You can always ignore it, thats one great thing about the internet you an turn it off, or plan/go for a ride.:niceone:
Pity more people dont take the run on the road then fall on your hands - a good test to see if you need gloves.
98tls
9th December 2015, 21:23
Sometimes we need to be reminded we arent invincible.
You can always ignore it, thats one great thing about the internet you an turn it off, or plan/go for a ride.:niceone:
Plenty of times in my life ive been reminded that i am not...will add that as we are indeed supposedly on a motorcycle forum that some of the most memorable are the times between knowing i had stretched a boundry or 2 on 2 wheels and the result of doing so....doesnt much help with the thought of whats required re the thread though.
Akzle
10th December 2015, 05:07
as a srsly note.
There's afaik been no link between digital prostate exams and an increase of cancer detection.
Just a whole lot of doctors that want to finger your asshole.
As to colonoscopies, they're not exactly routine unless you're medically disposed toward cancer, innit.
jasonu
10th December 2015, 09:04
as a srsly note.
There's afaik been no link between digital prostate exams and an increase of cancer detection.
Just a whole lot of doctors that want to finger your asshole while they put their hand in your wallet.
As to colonoscopies, they're not exactly routine unless you're medically disposed toward cancer, innit.
fixed it for ya.
pritch
14th December 2015, 10:29
dontcha know. It's all digital now days.
Yeah, when the doctor says digital he means a whole different thing to the TV salesman.
Swoop
15th December 2015, 16:24
Did they find your gerbil?
No, but according to the medical records your fingerprints were found. Detectives will be calling by for a chat with you tomorrow.

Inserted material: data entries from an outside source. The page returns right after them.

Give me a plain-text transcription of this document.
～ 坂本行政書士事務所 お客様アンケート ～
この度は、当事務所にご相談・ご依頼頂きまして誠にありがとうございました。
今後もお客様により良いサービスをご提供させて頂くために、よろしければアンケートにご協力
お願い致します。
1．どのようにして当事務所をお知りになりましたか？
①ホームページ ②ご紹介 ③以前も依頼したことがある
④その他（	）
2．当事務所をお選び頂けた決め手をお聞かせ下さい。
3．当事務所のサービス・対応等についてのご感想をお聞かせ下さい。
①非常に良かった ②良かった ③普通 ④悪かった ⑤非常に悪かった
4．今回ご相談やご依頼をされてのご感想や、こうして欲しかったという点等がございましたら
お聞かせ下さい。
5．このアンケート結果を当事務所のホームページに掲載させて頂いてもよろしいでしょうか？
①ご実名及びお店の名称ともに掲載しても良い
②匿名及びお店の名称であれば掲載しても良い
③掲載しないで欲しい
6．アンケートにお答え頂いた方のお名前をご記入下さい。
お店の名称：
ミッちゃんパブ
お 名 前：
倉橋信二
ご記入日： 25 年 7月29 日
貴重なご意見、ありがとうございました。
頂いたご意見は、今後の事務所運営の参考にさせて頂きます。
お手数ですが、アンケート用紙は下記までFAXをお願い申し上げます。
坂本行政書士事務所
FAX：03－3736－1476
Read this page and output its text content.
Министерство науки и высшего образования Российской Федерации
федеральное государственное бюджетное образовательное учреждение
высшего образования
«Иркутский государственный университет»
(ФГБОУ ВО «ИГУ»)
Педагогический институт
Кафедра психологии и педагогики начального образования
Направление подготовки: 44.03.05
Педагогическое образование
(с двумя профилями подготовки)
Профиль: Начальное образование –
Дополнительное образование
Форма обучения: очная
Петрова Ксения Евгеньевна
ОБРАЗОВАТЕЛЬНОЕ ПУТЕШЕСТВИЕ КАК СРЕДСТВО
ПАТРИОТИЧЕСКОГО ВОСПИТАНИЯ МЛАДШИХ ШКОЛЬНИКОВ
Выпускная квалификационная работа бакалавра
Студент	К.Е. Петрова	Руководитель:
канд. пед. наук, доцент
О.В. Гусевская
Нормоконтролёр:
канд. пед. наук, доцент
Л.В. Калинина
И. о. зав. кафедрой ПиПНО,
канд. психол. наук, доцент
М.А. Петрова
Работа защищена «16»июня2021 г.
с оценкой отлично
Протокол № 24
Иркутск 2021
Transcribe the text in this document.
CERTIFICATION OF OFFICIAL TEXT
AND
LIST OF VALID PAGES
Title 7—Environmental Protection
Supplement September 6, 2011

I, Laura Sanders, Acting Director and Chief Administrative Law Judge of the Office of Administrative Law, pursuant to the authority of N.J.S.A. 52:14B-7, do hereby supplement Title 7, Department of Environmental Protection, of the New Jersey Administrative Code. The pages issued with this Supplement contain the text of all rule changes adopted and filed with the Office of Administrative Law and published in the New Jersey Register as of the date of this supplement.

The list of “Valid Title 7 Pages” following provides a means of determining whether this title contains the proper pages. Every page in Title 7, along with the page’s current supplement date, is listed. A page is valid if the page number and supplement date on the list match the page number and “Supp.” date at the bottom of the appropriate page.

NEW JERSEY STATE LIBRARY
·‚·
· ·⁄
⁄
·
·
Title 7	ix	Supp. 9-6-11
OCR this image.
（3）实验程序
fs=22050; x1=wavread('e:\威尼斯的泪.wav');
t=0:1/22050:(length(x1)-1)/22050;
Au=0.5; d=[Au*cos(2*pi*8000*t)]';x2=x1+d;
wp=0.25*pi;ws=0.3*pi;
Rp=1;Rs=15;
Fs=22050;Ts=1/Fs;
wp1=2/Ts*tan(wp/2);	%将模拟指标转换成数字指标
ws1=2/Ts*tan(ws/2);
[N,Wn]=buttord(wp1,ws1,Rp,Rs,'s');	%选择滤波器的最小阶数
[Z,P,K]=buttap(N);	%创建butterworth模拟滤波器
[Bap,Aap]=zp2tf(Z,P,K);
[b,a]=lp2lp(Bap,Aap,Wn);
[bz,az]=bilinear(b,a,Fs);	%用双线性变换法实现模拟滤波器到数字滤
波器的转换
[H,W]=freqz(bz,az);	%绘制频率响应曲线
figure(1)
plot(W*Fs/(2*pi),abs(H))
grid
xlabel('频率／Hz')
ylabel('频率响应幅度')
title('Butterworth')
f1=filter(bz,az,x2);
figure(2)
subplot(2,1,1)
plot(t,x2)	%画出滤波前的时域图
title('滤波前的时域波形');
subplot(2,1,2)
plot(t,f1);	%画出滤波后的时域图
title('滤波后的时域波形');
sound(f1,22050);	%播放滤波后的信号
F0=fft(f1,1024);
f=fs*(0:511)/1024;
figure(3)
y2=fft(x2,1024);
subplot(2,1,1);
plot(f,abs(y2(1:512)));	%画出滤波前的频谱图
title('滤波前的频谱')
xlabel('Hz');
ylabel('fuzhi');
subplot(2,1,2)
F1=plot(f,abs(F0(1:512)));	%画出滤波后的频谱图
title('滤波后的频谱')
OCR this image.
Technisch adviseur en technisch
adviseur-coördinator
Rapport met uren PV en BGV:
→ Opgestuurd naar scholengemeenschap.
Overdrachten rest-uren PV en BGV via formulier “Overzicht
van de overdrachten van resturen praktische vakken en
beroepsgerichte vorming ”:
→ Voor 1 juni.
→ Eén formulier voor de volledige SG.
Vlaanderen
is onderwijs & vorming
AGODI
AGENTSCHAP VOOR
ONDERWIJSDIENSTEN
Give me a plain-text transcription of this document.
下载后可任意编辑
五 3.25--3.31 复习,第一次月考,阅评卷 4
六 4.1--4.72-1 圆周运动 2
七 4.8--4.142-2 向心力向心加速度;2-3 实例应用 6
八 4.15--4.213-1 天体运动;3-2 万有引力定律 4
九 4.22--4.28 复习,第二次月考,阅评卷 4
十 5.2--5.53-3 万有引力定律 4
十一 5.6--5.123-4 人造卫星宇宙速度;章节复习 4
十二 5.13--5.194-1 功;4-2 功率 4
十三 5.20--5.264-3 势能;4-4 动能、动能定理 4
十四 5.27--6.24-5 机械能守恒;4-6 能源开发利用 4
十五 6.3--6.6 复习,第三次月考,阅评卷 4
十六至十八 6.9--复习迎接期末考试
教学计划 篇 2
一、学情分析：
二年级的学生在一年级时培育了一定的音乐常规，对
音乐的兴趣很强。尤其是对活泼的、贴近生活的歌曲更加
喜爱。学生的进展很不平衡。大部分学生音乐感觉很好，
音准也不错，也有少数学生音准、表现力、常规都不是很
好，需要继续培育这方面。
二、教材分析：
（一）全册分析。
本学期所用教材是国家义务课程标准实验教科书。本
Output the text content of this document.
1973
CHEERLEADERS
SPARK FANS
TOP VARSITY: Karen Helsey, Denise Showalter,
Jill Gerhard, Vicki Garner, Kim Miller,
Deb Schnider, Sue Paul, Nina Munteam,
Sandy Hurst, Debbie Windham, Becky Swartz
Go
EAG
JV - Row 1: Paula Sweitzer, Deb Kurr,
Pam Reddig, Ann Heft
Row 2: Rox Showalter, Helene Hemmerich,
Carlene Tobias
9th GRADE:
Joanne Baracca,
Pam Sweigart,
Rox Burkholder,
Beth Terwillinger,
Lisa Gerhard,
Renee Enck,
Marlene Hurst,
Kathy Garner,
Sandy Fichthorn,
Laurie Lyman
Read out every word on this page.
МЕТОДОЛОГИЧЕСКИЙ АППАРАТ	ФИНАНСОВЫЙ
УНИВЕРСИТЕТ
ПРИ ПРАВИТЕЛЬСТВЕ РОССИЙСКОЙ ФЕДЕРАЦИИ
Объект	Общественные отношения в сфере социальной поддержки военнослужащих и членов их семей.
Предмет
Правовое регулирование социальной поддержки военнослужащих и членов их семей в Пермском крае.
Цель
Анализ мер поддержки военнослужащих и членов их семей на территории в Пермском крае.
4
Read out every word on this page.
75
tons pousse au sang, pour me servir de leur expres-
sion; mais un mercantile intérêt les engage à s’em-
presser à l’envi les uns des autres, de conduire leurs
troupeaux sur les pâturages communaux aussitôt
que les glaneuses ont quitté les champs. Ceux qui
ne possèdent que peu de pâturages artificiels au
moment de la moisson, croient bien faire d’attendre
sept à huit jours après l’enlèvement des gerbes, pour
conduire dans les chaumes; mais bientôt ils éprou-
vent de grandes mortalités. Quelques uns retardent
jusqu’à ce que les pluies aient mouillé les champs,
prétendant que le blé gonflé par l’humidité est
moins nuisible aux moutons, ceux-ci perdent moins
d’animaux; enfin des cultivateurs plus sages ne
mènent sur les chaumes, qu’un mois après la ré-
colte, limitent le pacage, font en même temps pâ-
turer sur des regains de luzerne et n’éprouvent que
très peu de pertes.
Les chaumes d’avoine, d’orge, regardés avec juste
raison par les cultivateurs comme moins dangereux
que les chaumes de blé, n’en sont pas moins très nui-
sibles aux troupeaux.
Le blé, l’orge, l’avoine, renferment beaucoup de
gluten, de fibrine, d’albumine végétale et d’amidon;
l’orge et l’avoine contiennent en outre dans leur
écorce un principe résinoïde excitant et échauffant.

...the then PM, Helen Clark, came over to ask how study was going. It was also at the moment that the bowel decided that keeping in all the air the surgeon had pumped in to expand everything so it was easier to see round inside was all too much...
Most excellent! Well done indeed!
Just a whole lot of doctors that want to finger your asshole.
Top Tip: Save the time and $$'s of a Doctor's rectal examination, by simply using the Customs' inspectors when returning to NZ.
The question of "Anything to declare Sir?" should be responded to with the statement "Yes, you are a fucking ugly cunt, where's the exit door?".